The Glenlivet Cipher
Bottle cost: £180
The Glenlivet Cipher has as little information as is legally possible, all we know is that the specific cask combinations have never been used by The Glenlivet before and that the end result is super-smooth with the distiller’s quintessential fruity notes.
My tasting notes for The Glenlivet Cipher (there are no official ones as yet). Nose: Lots of honey, smooth, hints of spice – likely ginger as that came through more on the palate. Palate: Creamy, smooth, ginger, fresh apples, orchard fruits – potentially citrus and more honey is definitely present. Finish: Fun, medium length, sweet and fruity.
The Macallan Edition 02
Bottle cost: £180
Definitely one of the best releases from The Macallan for a few years, both this and its Edition 01 predecessor are fantastic and moreish, like the quality I expect from old releases from The Macallan.

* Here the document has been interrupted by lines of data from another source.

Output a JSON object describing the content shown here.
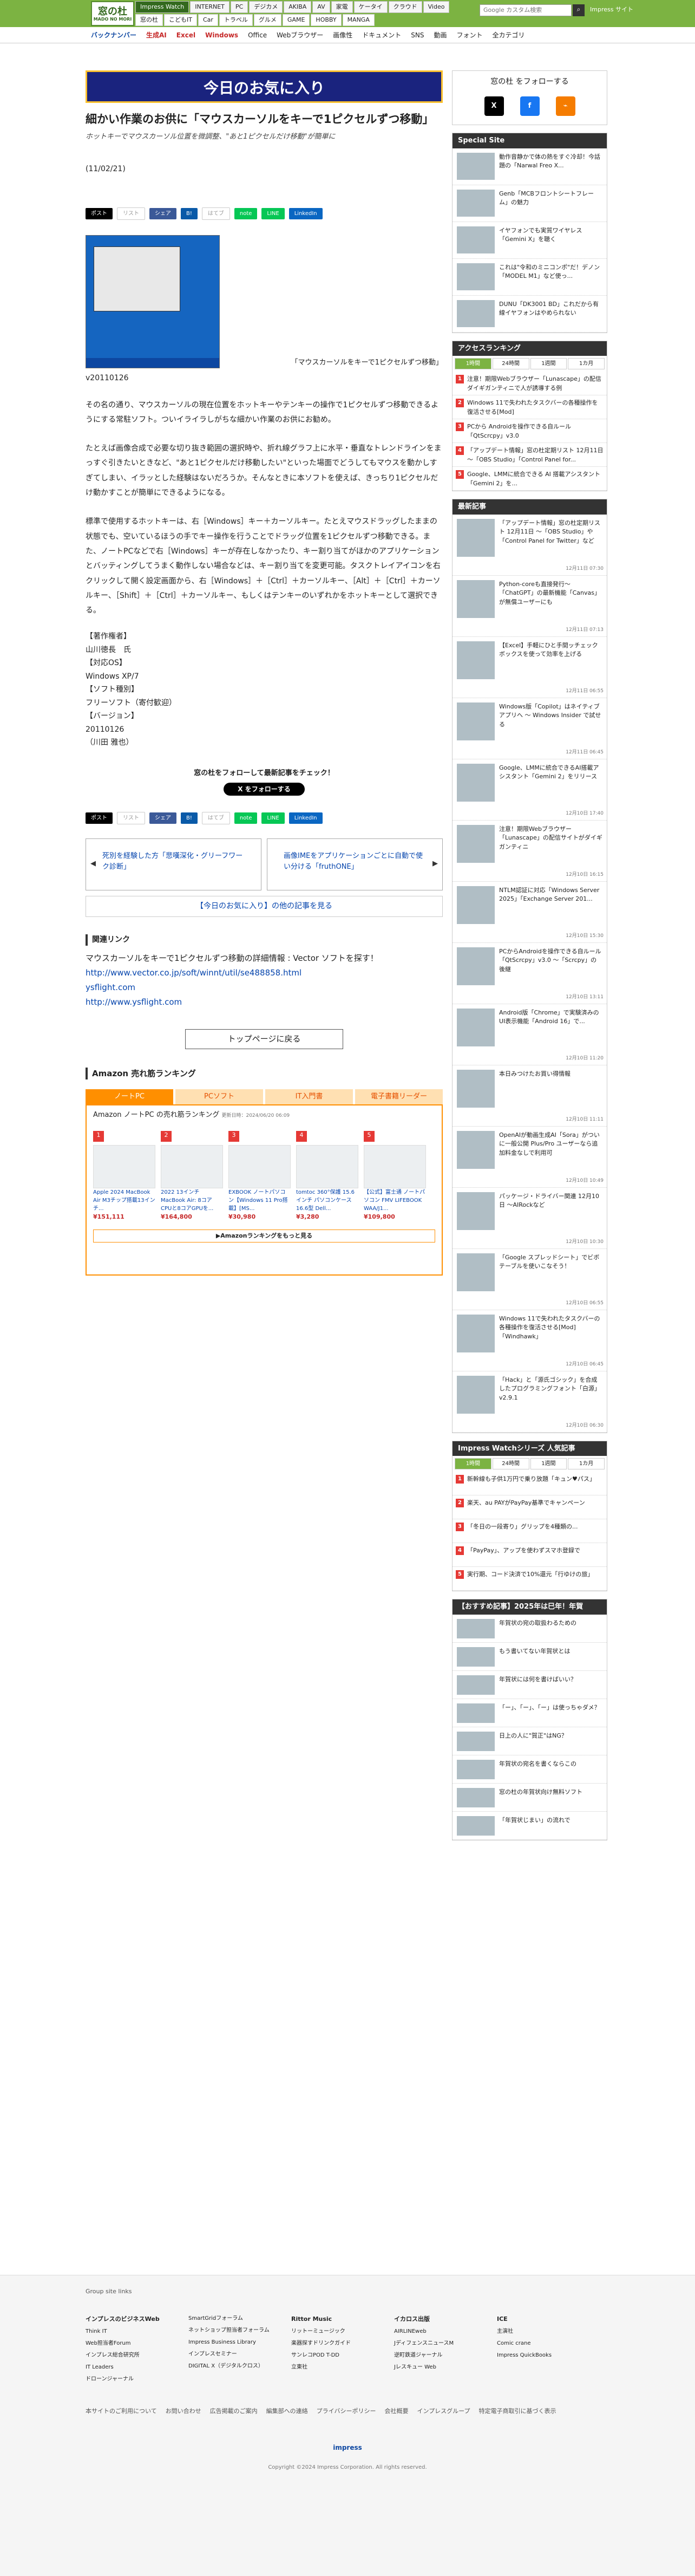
{
  "header": {
    "logo": "窓の杜",
    "logo_sub": "MADO NO MORI",
    "nav1": [
      "Impress Watch",
      "INTERNET",
      "PC",
      "デジカメ",
      "AKIBA",
      "AV",
      "家電",
      "ケータイ",
      "クラウド",
      "Video"
    ],
    "nav2": [
      "窓の杜",
      "こどもIT",
      "Car",
      "トラベル",
      "グルメ",
      "GAME",
      "HOBBY",
      "MANGA"
    ],
    "search_placeholder": "Google カスタム検索",
    "brand": "Impress サイト"
  },
  "subnav": [
    "バックナンバー",
    "生成AI",
    "Excel",
    "Windows",
    "Office",
    "Webブラウザー",
    "画像性",
    "ドキュメント",
    "SNS",
    "動画",
    "フォント",
    "全カテゴリ"
  ],
  "article": {
    "banner": "今日のお気に入り",
    "title": "細かい作業のお供に「マウスカーソルをキーで1ピクセルずつ移動」",
    "lead": "ホットキーでマウスカーソル位置を微調整、\"あと1ピクセルだけ移動\"が簡単に",
    "date": "(11/02/21)",
    "share": [
      "ポスト",
      "リスト",
      "シェア",
      "B!",
      "はてブ",
      "note",
      "LINE",
      "LinkedIn"
    ],
    "caption": "「マウスカーソルをキーで1ピクセルずつ移動」",
    "version": "v20110126",
    "p1": "その名の通り、マウスカーソルの現在位置をホットキーやテンキーの操作で1ピクセルずつ移動できるようにする常駐ソフト。ついイライラしがちな細かい作業のお供にお勧め。",
    "p2": "たとえば画像合成で必要な切り抜き範囲の選択時や、折れ線グラフ上に水平・垂直なトレンドラインをまっすぐ引きたいときなど、\"あと1ピクセルだけ移動したい\"といった場面でどうしてもマウスを動かしすぎてしまい、イラッとした経験はないだろうか。そんなときに本ソフトを使えば、きっちり1ピクセルだけ動かすことが簡単にできるようになる。",
    "p3": "標準で使用するホットキーは、右［Windows］キー＋カーソルキー。たとえマウスドラッグしたままの状態でも、空いているほうの手でキー操作を行うことでドラッグ位置を1ピクセルずつ移動できる。また、ノートPCなどで右［Windows］キーが存在しなかったり、キー割り当てがほかのアプリケーションとバッティングしてうまく動作しない場合などは、キー割り当てを変更可能。タスクトレイアイコンを右クリックして開く設定画面から、右［Windows］＋［Ctrl］＋カーソルキー、［Alt］＋［Ctrl］＋カーソルキー、［Shift］＋［Ctrl］＋カーソルキー、もしくはテンキーのいずれかをホットキーとして選択できる。",
    "info": [
      "【著作権者】",
      "山川徳長　氏",
      "【対応OS】",
      "Windows XP/7",
      "【ソフト種別】",
      "フリーソフト（寄付歓迎）",
      "【バージョン】",
      "20110126"
    ],
    "author": "（川田 雅也）",
    "follow": "窓の杜をフォローして最新記事をチェック！",
    "follow_btn": "X をフォローする",
    "prev": "死別を経験した方「悲嘆深化・グリーフワーク診断」",
    "next": "画像IMEをアプリケーションごとに自動で使い分ける「fruthONE」",
    "more": "【今日のお気に入り】の他の記事を見る",
    "related_head": "関連リンク",
    "related": [
      "マウスカーソルをキーで1ピクセルずつ移動の詳細情報 : Vector ソフトを探す！",
      "http://www.vector.co.jp/soft/winnt/util/se488858.html",
      "ysflight.com",
      "http://www.ysflight.com"
    ],
    "totop": "トップページに戻る"
  },
  "amazon": {
    "head": "Amazon 売れ筋ランキング",
    "tabs": [
      "ノートPC",
      "PCソフト",
      "IT入門書",
      "電子書籍リーダー"
    ],
    "sub": "Amazon ノートPC の売れ筋ランキング",
    "updated": "更新日時：2024/06/20 06:09",
    "items": [
      {
        "rank": "1",
        "name": "Apple 2024 MacBook Air M3チップ搭載13インチ...",
        "price": "¥151,111"
      },
      {
        "rank": "2",
        "name": "2022 13インチ MacBook Air: 8コアCPUと8コアGPUを...",
        "price": "¥164,800"
      },
      {
        "rank": "3",
        "name": "EXBOOK ノートパソコン【Windows 11 Pro搭載】[MS...",
        "price": "¥30,980"
      },
      {
        "rank": "4",
        "name": "tomtoc 360°保護 15.6インチ パソコンケース 16.6型 Dell...",
        "price": "¥3,280"
      },
      {
        "rank": "5",
        "name": "【公式】富士通 ノートパソコン FMV LIFEBOOK WAA/J1...",
        "price": "¥109,800"
      }
    ],
    "more": "▶Amazonランキングをもっと見る"
  },
  "sidebar": {
    "follow": "窓の杜 をフォローする",
    "special_head": "Special Site",
    "special": [
      "動作音静かで体の熱をすぐ冷却！今話題の「Narwal Freo X...",
      "Genb「MCBフロントシートフレーム」の魅力",
      "イヤフォンでも実質ワイヤレス「Gemini X」を聴く",
      "これは\"令和のミニコンポ\"だ！デノン「MODEL M1」など使っ...",
      "DUNU「DK3001 BD」これだから有線イヤフォンはやめられない"
    ],
    "access_head": "アクセスランキング",
    "access_tabs": [
      "1時間",
      "24時間",
      "1週間",
      "1カ月"
    ],
    "access": [
      "注意！期限Webブラウザー「Lunascape」の配信ダイギガンティニで人が誘導する例",
      "Windows 11で失われたタスクバーの各種操作を復活させる[Mod]",
      "PCから Androidを操作できる自ルール「QtScrcpy」v3.0",
      "「アップデート情報」窓の杜定期リスト 12月11日 ～「OBS Studio」「Control Panel for...",
      "Google、LMMに統合できる AI 搭載アシスタント「Gemini 2」を..."
    ],
    "latest_head": "最新記事",
    "latest": [
      {
        "t": "「アップデート情報」窓の杜定期リスト 12月11日 ～「OBS Studio」や「Control Panel for Twitter」など",
        "d": "12月11日 07:30"
      },
      {
        "t": "Python-coreも直接発行～「ChatGPT」の最新機能「Canvas」が無償ユーザーにも",
        "d": "12月11日 07:13"
      },
      {
        "t": "【Excel】手軽にひと手間ッチェックボックスを使って効率を上げる",
        "d": "12月11日 06:55"
      },
      {
        "t": "Windows版「Copilot」はネイティブアプリへ ～ Windows Insider で試せる",
        "d": "12月11日 06:45"
      },
      {
        "t": "Google、LMMに統合できるAI搭載アシスタント「Gemini 2」をリリース",
        "d": "12月10日 17:40"
      },
      {
        "t": "注意！期限Webブラウザー「Lunascape」の配信サイトがダイギガンティニ",
        "d": "12月10日 16:15"
      },
      {
        "t": "NTLM認証に対応「Windows Server 2025」「Exchange Server 201...",
        "d": "12月10日 15:30"
      },
      {
        "t": "PCからAndroidを操作できる自ルール「QtScrcpy」v3.0 ～「Scrcpy」の後継",
        "d": "12月10日 13:11"
      },
      {
        "t": "Android版「Chrome」で実験済みのUI表示機能「Android 16」で...",
        "d": "12月10日 11:20"
      },
      {
        "t": "本日みつけたお買い得情報",
        "d": "12月10日 11:11"
      },
      {
        "t": "OpenAIが動画生成AI「Sora」がついに一般公開 Plus/Pro ユーザーなら追加料金なしで利用可",
        "d": "12月10日 10:49"
      },
      {
        "t": "パッケージ・ドライバー関連 12月10日 ～AIRockなど",
        "d": "12月10日 10:30"
      },
      {
        "t": "「Google スプレッドシート」でビボテーブルを使いこなそう！",
        "d": "12月10日 06:55"
      },
      {
        "t": "Windows 11で失われたタスクバーの各種操作を復活させる[Mod]「Windhawk」",
        "d": "12月10日 06:45"
      },
      {
        "t": "「Hack」と「源氏ゴシック」を合成したプログラミングフォント「白源」v2.9.1",
        "d": "12月10日 06:30"
      }
    ],
    "impress_head": "Impress Watchシリーズ 人気記事",
    "impress_tabs": [
      "1時間",
      "24時間",
      "1週間",
      "1カ月"
    ],
    "impress": [
      "新幹線も子供1万円で乗り放題「キュン♥パス」",
      "楽天、au PAYがPayPay基準でキャンペーン",
      "「冬日の一段寄り」グリップを4種類の...",
      "「PayPay」、アップを使わずスマホ登録で",
      "実行期、コード決済で10%還元「行ゆけの旅」"
    ],
    "osusume_head": "【おすすめ記事】2025年は巳年！年賀",
    "osusume": [
      "年賀状の宛の取扱わるための",
      "もう書いてない年賀状とは",
      "年賀状には何を書けばいい？",
      "「ー」、「ー」、「ー」は使っちゃダメ？",
      "日上の人に\"賀正\"はNG？",
      "年賀状の宛名を書くならこの",
      "窓の杜の年賀状向け無料ソフト",
      "「年賀状じまい」の流れで"
    ]
  },
  "footer": {
    "group": "Group site links",
    "cols": [
      {
        "h": "インプレスのビジネスWeb",
        "items": [
          "Think IT",
          "Web担当者Forum",
          "インプレス総合研究所",
          "IT Leaders",
          "ドローンジャーナル"
        ]
      },
      {
        "h": "",
        "items": [
          "SmartGridフォーラム",
          "ネットショップ担当者フォーラム",
          "Impress Business Library",
          "インプレスセミナー",
          "DIGITAL X（デジタルクロス）"
        ]
      },
      {
        "h": "Rittor Music",
        "items": [
          "リットーミュージック",
          "楽器探すドリンクガイド",
          "サンレコPOD T-DD",
          "立東社"
        ]
      },
      {
        "h": "イカロス出版",
        "items": [
          "AIRLINEweb",
          "JディフェンスニュースM",
          "逆町鉄道ジャーナル",
          "Jレスキュー Web"
        ]
      },
      {
        "h": "ICE",
        "items": [
          "主演社",
          "Comic crane",
          "Impress QuickBooks"
        ]
      }
    ],
    "links": [
      "本サイトのご利用について",
      "お問い合わせ",
      "広告掲載のご案内",
      "編集部への連絡",
      "プライバシーポリシー",
      "会社概要",
      "インプレスグループ",
      "特定電子商取引に基づく表示"
    ],
    "copy": "Copyright ©2024 Impress Corporation. All rights reserved.",
    "impress": "impress"
  }
}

Robust flavours, interesting stories and an all-round enjoyable whisky experience; not forced, like a few recent releases * cough * 1824 Series *cough *.
SO there you have it, my top ten whiskies of 2016, what were yours? Do you agree?
I want to thank the brands involved for inviting me to launches, providing samples and always being on hand for information and interviews; truly appreciated and look forward to another blockbuster year ahead… bring on 2017!